Is there an extension of the reverse triangle inequality to $n$ variables? The triangle inequality for real numbers states $|x+y| \leq |x| + |y|$. This is extended easily on induction to the corresponding result for $n$ variables
$$|x_1 + x_2 + ... + x_n| \leq |x_1| + |x_2| + ... + |x_n|, \quad \text{i.e. } \quad \left| \sum_{i=1}^n x_i \right| \leq \sum_{i=1}^n |x_i|.$$
The two variable triangle inequality (and indeed the $n$ variable version) is 'as tight as possible' since equality can be achieved; this happens when either of the variables is zero or when both have the same sign.
The reverse triangle inequality goes in the opposite direction; it states $|x-y| \geq ||x| - |y||$. This inequality is also as tight as possible; again we have equality when either of the variables is zero or they both have the same sign.
To make the reverse triangle inequality look more like the normal triangle inequality, we can put $y \mapsto -y$ to give $|x+y| \geq ||x| - |y||$. This inequality remains as tight as possible, except now we have equality when either of the variables is zero or they have opposite signs. Hence in the two variable case we can say
$$||x| - |y|| \leq |x+y| \leq |x| + |y|.$$
It isn't obvious to me whether the reverse triangle inequality can be extended to 3 variables; trying to extend it in the same way one extends the normal traingle inequality doesn't seem to work, and I couldn't find anything about it online.

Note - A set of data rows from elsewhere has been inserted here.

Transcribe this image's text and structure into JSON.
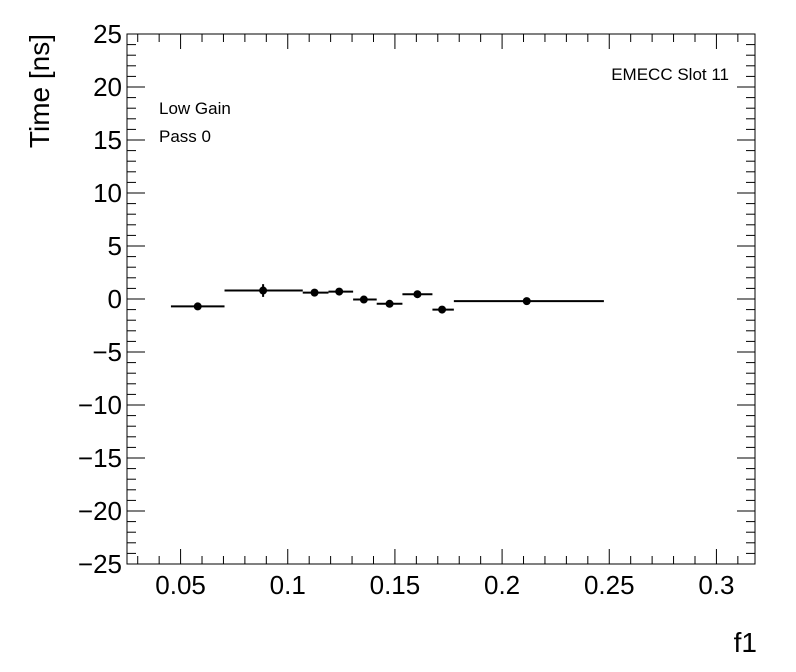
{
  "chart_data": {
    "type": "scatter",
    "title": "",
    "xlabel": "f1",
    "ylabel": "Time [ns]",
    "xlim": [
      0.025,
      0.318
    ],
    "ylim": [
      -25,
      25
    ],
    "grid": false,
    "x_ticks": [
      0.05,
      0.1,
      0.15,
      0.2,
      0.25,
      0.3
    ],
    "x_tick_labels": [
      "0.05",
      "0.1",
      "0.15",
      "0.2",
      "0.25",
      "0.3"
    ],
    "y_ticks": [
      -25,
      -20,
      -15,
      -10,
      -5,
      0,
      5,
      10,
      15,
      20,
      25
    ],
    "y_tick_labels": [
      "−25",
      "−20",
      "−15",
      "−10",
      "−5",
      "0",
      "5",
      "10",
      "15",
      "20",
      "25"
    ],
    "annotations": {
      "top_right": "EMECC Slot 11",
      "line1": "Low Gain",
      "line2": "Pass 0"
    },
    "series": [
      {
        "points": [
          {
            "x": 0.058,
            "y": -0.7,
            "xmin": 0.0455,
            "xmax": 0.0705,
            "yerr": 0.3
          },
          {
            "x": 0.0885,
            "y": 0.8,
            "xmin": 0.0705,
            "xmax": 0.107,
            "yerr": 0.6
          },
          {
            "x": 0.1125,
            "y": 0.6,
            "xmin": 0.107,
            "xmax": 0.119,
            "yerr": 0.3
          },
          {
            "x": 0.124,
            "y": 0.7,
            "xmin": 0.119,
            "xmax": 0.1305,
            "yerr": 0.3
          },
          {
            "x": 0.1355,
            "y": -0.05,
            "xmin": 0.1305,
            "xmax": 0.1415,
            "yerr": 0.3
          },
          {
            "x": 0.1475,
            "y": -0.45,
            "xmin": 0.1415,
            "xmax": 0.1535,
            "yerr": 0.3
          },
          {
            "x": 0.1605,
            "y": 0.45,
            "xmin": 0.1535,
            "xmax": 0.1675,
            "yerr": 0.3
          },
          {
            "x": 0.172,
            "y": -1.0,
            "xmin": 0.1675,
            "xmax": 0.1775,
            "yerr": 0.3
          },
          {
            "x": 0.2115,
            "y": -0.2,
            "xmin": 0.1775,
            "xmax": 0.2475,
            "yerr": 0.3
          }
        ]
      }
    ]
  }
}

My intuition tells we that there probably isn't an extension because subtract is not commutative.
If is it the case there is no such generalisation of the reverse triangle inequality, does there exist a different formula for a lower bound on $|x+y+z|$, or is the best we can do $0 \leq |x+y+z|$?
 A: First, you need to rearrange your numbers so that
$$
|x_1| \ge |x_2| \ge \cdots \ge |x_n|
$$
We will use the following inequality to prove your point,
$$
|x|+|y| \ge |x+y| \ge ||x|-|y||
$$
For $n = 3$, we know that
$$
|x_1+x_2+x_3| \ge ||x_1|-|x_2+x_3||
$$
If $|x_1| \ge |x_2+x_3|$, i.e., $ |x_1| \ge |x_2+x_3| \ge |x_2|+|x_3|$, then
$$
|x_1+x_2+x_3| \ge |x_1|-|x_2+x_3| \ge |x_1|-|x_2| - |x_3|,
$$
If $|x_1| \le |x_2+x_3|$, then
$$
|x_1+x_2+x_3| \ge |x_2+x_3|-|x_1| \ge ||x_2| - |x_3||-|x_1|,
$$
Since $|x_2| \ge |x_3|$, we can rewrite the above inequality as
$$
|x_1+x_2+x_3| \ge |x_2+x_3|-|x_1| \ge |x_2| - |x_3|-|x_1|,
$$
Combining the above results, we have
$$
|x_1+x_2+x_3| \ge \max( |x_1|-|x_2|,  |x_2| -|x_1| ) - |x_3|
$$
Since $|x_1| \ge |x_2|$, we can rewrite the above inequality as
$$
|x_1+x_2+x_3| \ge |x_1|-|x_2| - |x_3|
$$
For $n \ge 4$, we would obtain
$$
|x_1+\cdots+x_n| \ge |x_1|-\sum_{i=2}^{n}{ |x_i| }
$$
However, keeping the right-hand side term to be positive would be a very intricate task.